Der Aconcagua (mit komplettem Namen: Cerro Aconcagua) ist mit 6.962m der höchste Berg Südamerikas bzw. des gesamten amerikanischen Kontinents und der höchste Berg außerhalb Asiens.

Er befindet sich in den argentinischen Anden in der Provinz Mendoza, nahe der chilenischen Grenze. Er besitzt 5 Hang- und bis zu 10 Kilometer lange Gletscher. Die Bedeutung des Namens ist unklar. Es wird vermutet, dass sich Aconcagua von Arauca Aconca-Hue oder Ackon Cahuak (Quechua-Sprache) ableitet, das "steinerner Wächter" bedeutet.

Der Aconcagua zählt zu den "Seven Summits", den jeweils höchsten Gipfeln ihrer geologischen Kontinente. Allerdings ist diese Frage für Europa schwierig zu klären, weil der Kaukasus von den einen zu Europa, von anderen zu Asien gerechnet wird (siehe Innereurasische Grenze). Ebenfalls ein Streitgrund ist die höchste Erhebung Australiens-Ozeaniens: Die in Neuguinea gelegene Carstensz-Pyramide (Puncak Jaya 4.884 Meter) oder der Mount Kosciuszko (2.228 Meter) in Australien.

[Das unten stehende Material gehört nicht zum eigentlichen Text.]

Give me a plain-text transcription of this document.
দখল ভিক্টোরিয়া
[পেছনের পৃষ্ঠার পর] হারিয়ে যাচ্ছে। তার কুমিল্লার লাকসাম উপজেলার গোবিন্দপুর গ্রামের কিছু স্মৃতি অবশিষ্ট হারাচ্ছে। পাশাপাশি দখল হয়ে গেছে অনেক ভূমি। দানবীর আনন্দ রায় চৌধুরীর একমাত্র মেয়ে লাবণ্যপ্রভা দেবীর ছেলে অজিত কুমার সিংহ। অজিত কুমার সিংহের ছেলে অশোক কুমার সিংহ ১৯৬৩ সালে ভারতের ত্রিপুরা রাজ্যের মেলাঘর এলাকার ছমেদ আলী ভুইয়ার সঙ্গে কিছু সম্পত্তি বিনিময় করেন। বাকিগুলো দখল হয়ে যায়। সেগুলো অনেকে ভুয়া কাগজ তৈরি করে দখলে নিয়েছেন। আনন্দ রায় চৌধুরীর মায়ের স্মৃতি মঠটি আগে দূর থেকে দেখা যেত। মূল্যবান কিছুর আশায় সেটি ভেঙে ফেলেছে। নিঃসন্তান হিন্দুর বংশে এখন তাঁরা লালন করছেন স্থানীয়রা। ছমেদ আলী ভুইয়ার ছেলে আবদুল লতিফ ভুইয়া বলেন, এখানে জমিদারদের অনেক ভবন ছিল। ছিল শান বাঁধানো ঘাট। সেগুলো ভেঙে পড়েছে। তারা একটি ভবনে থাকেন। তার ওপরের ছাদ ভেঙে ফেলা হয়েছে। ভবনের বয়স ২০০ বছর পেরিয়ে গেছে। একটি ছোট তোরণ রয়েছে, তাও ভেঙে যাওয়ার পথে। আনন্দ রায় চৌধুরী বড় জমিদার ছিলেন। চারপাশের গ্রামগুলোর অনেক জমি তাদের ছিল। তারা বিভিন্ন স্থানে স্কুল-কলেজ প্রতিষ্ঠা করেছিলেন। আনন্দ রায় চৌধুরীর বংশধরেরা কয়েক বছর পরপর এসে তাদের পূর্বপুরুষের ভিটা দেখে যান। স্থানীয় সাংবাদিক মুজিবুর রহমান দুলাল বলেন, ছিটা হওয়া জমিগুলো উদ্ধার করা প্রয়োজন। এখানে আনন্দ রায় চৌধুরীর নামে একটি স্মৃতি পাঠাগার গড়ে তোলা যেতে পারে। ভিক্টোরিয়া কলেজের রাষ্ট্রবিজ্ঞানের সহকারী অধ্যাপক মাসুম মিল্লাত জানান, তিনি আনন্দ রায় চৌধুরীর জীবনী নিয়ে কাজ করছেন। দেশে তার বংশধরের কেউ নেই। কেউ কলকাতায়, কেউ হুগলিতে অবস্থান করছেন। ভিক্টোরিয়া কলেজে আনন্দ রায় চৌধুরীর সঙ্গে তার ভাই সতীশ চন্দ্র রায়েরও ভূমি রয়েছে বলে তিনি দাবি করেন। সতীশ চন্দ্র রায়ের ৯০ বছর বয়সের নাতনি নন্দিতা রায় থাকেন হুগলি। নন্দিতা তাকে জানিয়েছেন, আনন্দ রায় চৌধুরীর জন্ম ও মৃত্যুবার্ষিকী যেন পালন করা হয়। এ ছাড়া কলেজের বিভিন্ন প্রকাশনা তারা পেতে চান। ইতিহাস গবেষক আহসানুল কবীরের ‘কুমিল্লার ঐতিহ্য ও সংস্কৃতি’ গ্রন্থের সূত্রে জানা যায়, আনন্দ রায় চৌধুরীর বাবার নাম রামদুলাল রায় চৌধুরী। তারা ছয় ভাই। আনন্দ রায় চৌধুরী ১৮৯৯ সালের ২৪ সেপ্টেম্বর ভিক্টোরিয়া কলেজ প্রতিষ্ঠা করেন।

Die ersten Besteigungsversuche am Aconcagua wurden vor über 100 Jahren unternommen und am 14.1.1897 erreichte der Schweizer Mathias Zurbriggen über die heutige Normalroute (NW-Grat) als Erster den Gipfel. Mit der so genannten Polenroute über den gleichnamigen Gletscher wurde 1934 eine weitere wichtige Route erschlossen.